Culinary history, especially relating to British cuisine, must pause and reflect on the advent of the Eccles cake, a flaky raisin pastry that is sometimes also called dead fly pie. Origins of this popular pastry date back to the mid or late 18th century, depending upon which version of the Eccles cake history you choose to believe. Some suggest the Eccles cake was really invented in Cheshire, and a recipe much like it exists in a cookbook published in 1769, written by Elizabeth Raffald. Others credit James Birch, a local Eccles shopkeeper for first selling the cakes in his corner shop on Vicarage Road.
Though disputes exist regarding exactly who invented the Eccles cake, there can be no argument on how popular these cakes became. Birch’s cakes sold quickly and there became high demand for these pastries. Birch was chary with his recipe, refusing to give it out, so recipes published for the cakes had to be reinvented by cookbook authors. Mrs. Raffald’s recipe differs slightly from the modern day interpretation.

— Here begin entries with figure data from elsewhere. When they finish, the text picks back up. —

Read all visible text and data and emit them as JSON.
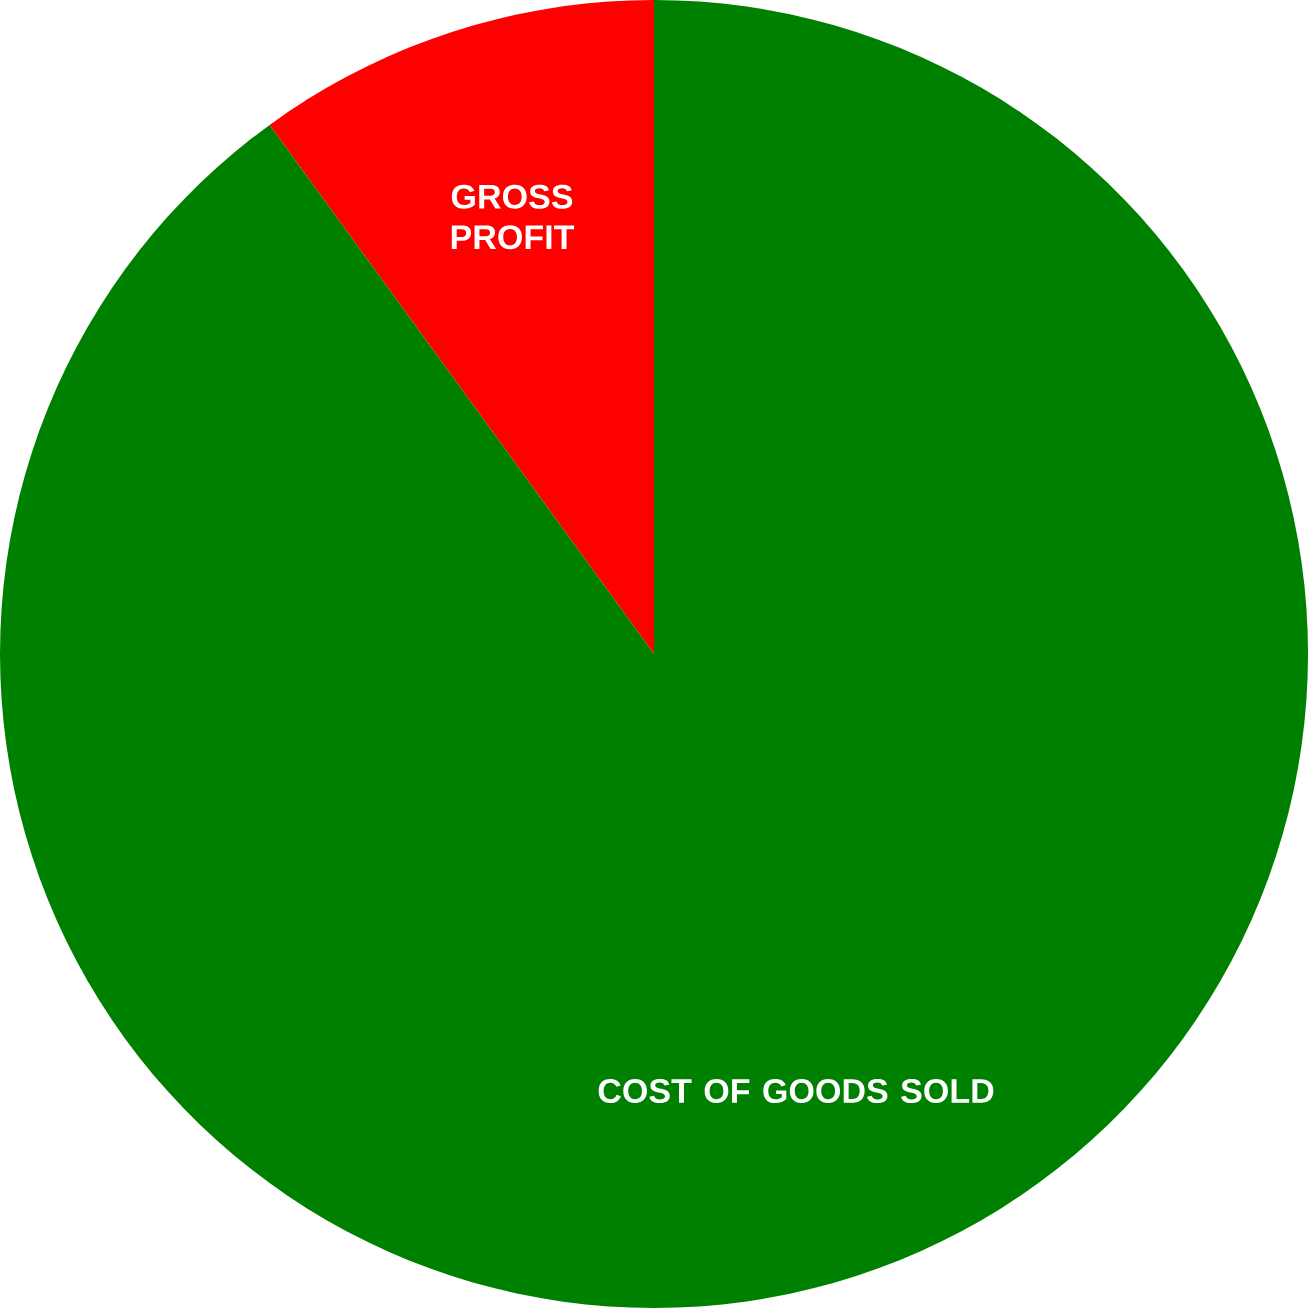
{
  "chart_data": {
    "type": "pie",
    "categories": [
      "GROSS PROFIT",
      "COST OF GOODS SOLD"
    ],
    "values": [
      10,
      90
    ],
    "colors": [
      "#ff0000",
      "#008000"
    ]
  }
}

It contained a version of mincemeat surrounded by pastry.
Birch’s version also very likely contained brandy, and may have had raisins and apples. The cakes were soon popular exports, and many attested to their ability to “keep” — even when imported across the ocean to American settlers. This suggests that most Eccles cakes originally had alcohol, with an interior very similar to mincemeat, which would have helped preserve the cakes as exports to both America and the West Indies.
The modern Eccles cake is a combination of cooked currants or raisins, candied fruit or citron, butter, sugar and spices like nutmeg. Flaky pastry, which can vary from puff pastry to more typical piecrust pastry, is rolled out, and cut into circles. Each circle gets a dollop of the fruit mix, and then is folded up to produce a bun-like shape, which can be crimped. The pastries can then be brushed with a little egg wash, or sprinkled with sugar before they’re baked in the oven.
You’ll also find square, rectangular, and half moon versions. The most standard version often features several wide cuts in the top. This allows you to see the raisins or “flies,” which fill the interior of the pastry.
Sizes of the Eccles cake vary. Some recipes recommend a width of about four inches (approximately 10 centimeters) for each circle. This provides an easy to hold treat, though if you can bear it, do allow the cakes to cool before you eat them, since the filling will be very hot. Legions of Eccles cake fans can hardly wait for them to cool, and argue they are best eaten when still quite warm.